Depuis lors, les transferts successifs de compétences ont conduit l'AFD à prendre en charge la gestion de plus de 60  % des moyens de l'aide programmable mise en oeuvre par les canaux bilatéraux.

En dépit des réformes, le dispositif institutionnel est encore composé de nombreuses structures qui appellent nécessairement de multiples mécanismes de coordination.

L'AFD, édifiée sur sa culture et son expérience de banque de développement, contrôle plusieurs types d'instruments (projets, aide budgétaire, prêts, subventions) et bénéficie d'une relative autonomie dans le cadre de la triple tutelle des ministères des finances, des affaires étrangères et européennes et de l'immigration et du développement solidaire, d'un conseil d'orientation stratégique et d'un contrat d'objectifs et de moyens sur lequel vos rapporteurs reviendront.

Dans les pays partenaires, les Services de coopération et d'action culturelle (SCAC), dirigés par un conseiller de coopération et d'action culturelle (COCAC), à la fois conseiller de l'ambassadeur sur le pilotage du dispositif de l'aide française au plan local et chef de service, sont les interlocuteurs privilégiés de la direction générale de la mondialisation.

Cette direction gère les actions et programmes de coopération technique dans les domaines de la gouvernance.
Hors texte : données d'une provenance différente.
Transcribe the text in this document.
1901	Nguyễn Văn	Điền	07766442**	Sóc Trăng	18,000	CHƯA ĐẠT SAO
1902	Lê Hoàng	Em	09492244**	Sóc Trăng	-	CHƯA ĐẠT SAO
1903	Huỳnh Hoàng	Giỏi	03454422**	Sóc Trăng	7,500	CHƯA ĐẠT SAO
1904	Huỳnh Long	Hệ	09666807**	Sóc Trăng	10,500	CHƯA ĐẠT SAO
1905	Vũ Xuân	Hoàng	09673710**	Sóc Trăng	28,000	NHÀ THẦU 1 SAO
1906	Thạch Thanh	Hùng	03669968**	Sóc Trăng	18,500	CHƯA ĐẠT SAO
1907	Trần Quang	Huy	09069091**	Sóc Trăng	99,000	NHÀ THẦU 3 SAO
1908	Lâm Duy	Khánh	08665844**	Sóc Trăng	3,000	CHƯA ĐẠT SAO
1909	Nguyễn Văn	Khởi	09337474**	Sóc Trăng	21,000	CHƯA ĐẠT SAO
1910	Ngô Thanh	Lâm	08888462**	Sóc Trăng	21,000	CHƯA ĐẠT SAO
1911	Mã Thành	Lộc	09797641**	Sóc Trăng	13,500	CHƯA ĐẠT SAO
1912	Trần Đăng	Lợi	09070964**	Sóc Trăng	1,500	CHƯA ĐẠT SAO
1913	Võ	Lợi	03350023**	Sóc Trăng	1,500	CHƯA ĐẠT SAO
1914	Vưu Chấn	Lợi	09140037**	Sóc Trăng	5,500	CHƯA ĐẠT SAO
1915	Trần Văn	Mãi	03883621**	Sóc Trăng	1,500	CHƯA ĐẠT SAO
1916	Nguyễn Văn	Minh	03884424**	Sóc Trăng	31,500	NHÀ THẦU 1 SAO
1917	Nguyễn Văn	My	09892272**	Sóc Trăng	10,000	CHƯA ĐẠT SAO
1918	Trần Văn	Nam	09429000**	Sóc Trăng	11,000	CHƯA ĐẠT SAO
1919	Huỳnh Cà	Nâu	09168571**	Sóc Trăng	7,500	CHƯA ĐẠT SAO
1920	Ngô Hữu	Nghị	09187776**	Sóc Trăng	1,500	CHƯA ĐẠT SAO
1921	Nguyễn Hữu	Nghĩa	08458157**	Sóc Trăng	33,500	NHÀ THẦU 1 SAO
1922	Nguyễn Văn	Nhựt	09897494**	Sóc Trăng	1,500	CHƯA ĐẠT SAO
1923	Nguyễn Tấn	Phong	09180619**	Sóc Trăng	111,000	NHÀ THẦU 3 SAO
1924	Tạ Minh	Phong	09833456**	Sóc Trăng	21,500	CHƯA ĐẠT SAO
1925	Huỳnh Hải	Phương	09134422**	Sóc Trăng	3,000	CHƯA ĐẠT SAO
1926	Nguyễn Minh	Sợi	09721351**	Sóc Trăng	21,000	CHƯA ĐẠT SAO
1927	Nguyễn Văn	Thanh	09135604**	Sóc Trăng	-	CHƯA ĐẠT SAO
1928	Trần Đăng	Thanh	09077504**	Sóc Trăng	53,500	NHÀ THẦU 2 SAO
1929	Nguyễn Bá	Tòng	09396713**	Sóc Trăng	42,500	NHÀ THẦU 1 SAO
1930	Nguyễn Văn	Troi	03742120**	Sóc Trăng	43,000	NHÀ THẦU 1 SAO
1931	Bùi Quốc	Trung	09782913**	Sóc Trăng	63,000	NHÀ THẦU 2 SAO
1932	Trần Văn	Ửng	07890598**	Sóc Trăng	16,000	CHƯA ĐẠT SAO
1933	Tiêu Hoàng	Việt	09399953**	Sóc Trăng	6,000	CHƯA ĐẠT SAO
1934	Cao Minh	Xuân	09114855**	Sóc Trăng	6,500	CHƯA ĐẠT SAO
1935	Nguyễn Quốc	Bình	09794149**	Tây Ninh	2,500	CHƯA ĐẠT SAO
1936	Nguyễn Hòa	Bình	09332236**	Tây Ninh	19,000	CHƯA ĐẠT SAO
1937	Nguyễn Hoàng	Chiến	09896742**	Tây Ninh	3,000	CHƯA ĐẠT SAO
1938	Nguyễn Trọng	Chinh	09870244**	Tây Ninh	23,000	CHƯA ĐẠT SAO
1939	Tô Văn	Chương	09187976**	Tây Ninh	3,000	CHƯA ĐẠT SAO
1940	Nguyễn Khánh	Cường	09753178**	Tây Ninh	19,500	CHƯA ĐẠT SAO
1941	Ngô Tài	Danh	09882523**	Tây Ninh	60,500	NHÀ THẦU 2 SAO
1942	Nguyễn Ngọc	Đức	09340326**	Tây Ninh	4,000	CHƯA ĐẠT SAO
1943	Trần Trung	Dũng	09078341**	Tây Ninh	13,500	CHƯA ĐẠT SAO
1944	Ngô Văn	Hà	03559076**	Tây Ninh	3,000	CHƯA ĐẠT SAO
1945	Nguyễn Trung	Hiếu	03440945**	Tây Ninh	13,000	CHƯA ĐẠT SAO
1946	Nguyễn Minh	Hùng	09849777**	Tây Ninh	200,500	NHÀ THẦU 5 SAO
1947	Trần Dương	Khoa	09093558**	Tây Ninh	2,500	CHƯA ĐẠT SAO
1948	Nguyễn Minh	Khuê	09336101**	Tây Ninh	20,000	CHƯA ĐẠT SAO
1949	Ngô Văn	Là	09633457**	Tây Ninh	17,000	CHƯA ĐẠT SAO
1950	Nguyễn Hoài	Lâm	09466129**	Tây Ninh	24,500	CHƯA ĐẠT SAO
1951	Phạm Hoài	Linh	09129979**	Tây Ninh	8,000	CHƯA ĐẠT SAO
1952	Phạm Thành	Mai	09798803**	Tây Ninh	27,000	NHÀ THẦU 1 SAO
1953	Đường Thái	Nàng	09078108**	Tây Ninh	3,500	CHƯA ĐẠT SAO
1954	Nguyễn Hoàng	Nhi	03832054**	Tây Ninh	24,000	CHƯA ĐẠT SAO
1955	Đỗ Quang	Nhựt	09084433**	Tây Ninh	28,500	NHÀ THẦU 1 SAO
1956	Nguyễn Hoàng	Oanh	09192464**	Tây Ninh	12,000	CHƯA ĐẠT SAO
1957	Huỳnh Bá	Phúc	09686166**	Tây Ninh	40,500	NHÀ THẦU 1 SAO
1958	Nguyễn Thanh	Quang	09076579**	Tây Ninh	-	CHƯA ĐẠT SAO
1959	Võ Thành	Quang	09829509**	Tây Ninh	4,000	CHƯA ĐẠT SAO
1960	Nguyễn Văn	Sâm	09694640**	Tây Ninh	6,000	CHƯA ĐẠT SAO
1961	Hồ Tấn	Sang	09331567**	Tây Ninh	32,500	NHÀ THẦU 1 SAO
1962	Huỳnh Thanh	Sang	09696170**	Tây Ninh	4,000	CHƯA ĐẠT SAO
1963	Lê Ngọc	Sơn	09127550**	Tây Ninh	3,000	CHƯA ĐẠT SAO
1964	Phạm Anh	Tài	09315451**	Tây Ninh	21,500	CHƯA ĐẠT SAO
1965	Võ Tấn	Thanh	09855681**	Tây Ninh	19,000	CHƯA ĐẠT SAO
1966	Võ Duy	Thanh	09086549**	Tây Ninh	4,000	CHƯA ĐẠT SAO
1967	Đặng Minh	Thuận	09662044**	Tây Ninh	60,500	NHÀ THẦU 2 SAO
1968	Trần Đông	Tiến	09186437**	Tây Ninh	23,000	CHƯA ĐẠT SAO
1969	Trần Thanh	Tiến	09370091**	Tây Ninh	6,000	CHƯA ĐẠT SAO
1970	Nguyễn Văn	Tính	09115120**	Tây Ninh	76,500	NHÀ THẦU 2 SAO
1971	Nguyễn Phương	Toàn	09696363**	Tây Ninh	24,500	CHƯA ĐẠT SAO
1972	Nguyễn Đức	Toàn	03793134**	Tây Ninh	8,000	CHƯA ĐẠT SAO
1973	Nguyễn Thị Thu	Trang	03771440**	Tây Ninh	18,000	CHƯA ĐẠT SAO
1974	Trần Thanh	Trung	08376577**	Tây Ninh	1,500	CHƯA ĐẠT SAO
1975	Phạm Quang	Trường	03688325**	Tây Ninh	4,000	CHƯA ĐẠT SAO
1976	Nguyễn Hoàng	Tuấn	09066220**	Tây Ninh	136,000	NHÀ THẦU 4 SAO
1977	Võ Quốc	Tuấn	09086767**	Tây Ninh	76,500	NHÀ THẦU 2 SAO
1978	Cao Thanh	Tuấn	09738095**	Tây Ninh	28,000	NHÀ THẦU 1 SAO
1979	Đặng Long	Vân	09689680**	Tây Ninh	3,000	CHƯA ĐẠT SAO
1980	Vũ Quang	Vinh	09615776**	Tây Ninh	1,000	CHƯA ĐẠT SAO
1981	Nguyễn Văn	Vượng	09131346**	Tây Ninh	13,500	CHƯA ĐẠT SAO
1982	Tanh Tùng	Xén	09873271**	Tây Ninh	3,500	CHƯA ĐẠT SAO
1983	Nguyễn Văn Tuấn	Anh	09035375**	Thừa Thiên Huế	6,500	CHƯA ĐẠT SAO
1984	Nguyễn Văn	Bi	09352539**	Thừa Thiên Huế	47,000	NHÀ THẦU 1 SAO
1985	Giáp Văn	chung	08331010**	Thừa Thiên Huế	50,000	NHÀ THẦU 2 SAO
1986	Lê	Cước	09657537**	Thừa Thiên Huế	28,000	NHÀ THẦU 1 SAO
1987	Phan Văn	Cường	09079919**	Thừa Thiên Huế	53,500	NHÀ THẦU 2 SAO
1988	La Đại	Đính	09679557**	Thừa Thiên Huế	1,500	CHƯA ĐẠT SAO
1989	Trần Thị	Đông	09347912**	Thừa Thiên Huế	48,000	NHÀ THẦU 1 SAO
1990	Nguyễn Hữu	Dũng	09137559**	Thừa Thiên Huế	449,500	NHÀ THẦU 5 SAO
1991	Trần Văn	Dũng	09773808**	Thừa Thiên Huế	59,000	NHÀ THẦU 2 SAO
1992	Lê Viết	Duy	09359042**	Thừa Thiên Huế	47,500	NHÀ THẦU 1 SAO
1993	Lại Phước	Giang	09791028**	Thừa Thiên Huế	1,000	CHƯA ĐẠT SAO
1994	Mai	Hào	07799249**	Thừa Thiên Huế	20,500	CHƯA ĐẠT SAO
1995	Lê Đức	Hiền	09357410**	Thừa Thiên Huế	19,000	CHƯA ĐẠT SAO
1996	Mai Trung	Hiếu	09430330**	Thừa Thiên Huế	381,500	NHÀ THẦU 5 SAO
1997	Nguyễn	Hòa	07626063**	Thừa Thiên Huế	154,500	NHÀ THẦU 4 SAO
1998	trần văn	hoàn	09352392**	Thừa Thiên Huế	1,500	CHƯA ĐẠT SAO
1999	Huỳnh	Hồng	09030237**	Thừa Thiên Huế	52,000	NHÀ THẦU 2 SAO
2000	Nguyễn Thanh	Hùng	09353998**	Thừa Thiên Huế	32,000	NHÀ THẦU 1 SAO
Le Fonds de solidarité prioritaire (FSP), dont le ministère des affaires étrangères et européennes a la maîtrise, lui permet d'intervenir dans différents secteurs.

Au ministère de l'économie, des finances et de l'emploi, la direction générale du Trésor est responsable de la gestion des contributions françaises auprès de la Banque mondiale, du FMI et des banques régionales de développement (BafD, BAsD, BID) et est en relation directe avec les administrateurs représentant la France auprès de ces institutions.

Les contributions françaises auprès des institutions de l'Union européenne et du système des Nations unies sont gérées par les services du MAEE.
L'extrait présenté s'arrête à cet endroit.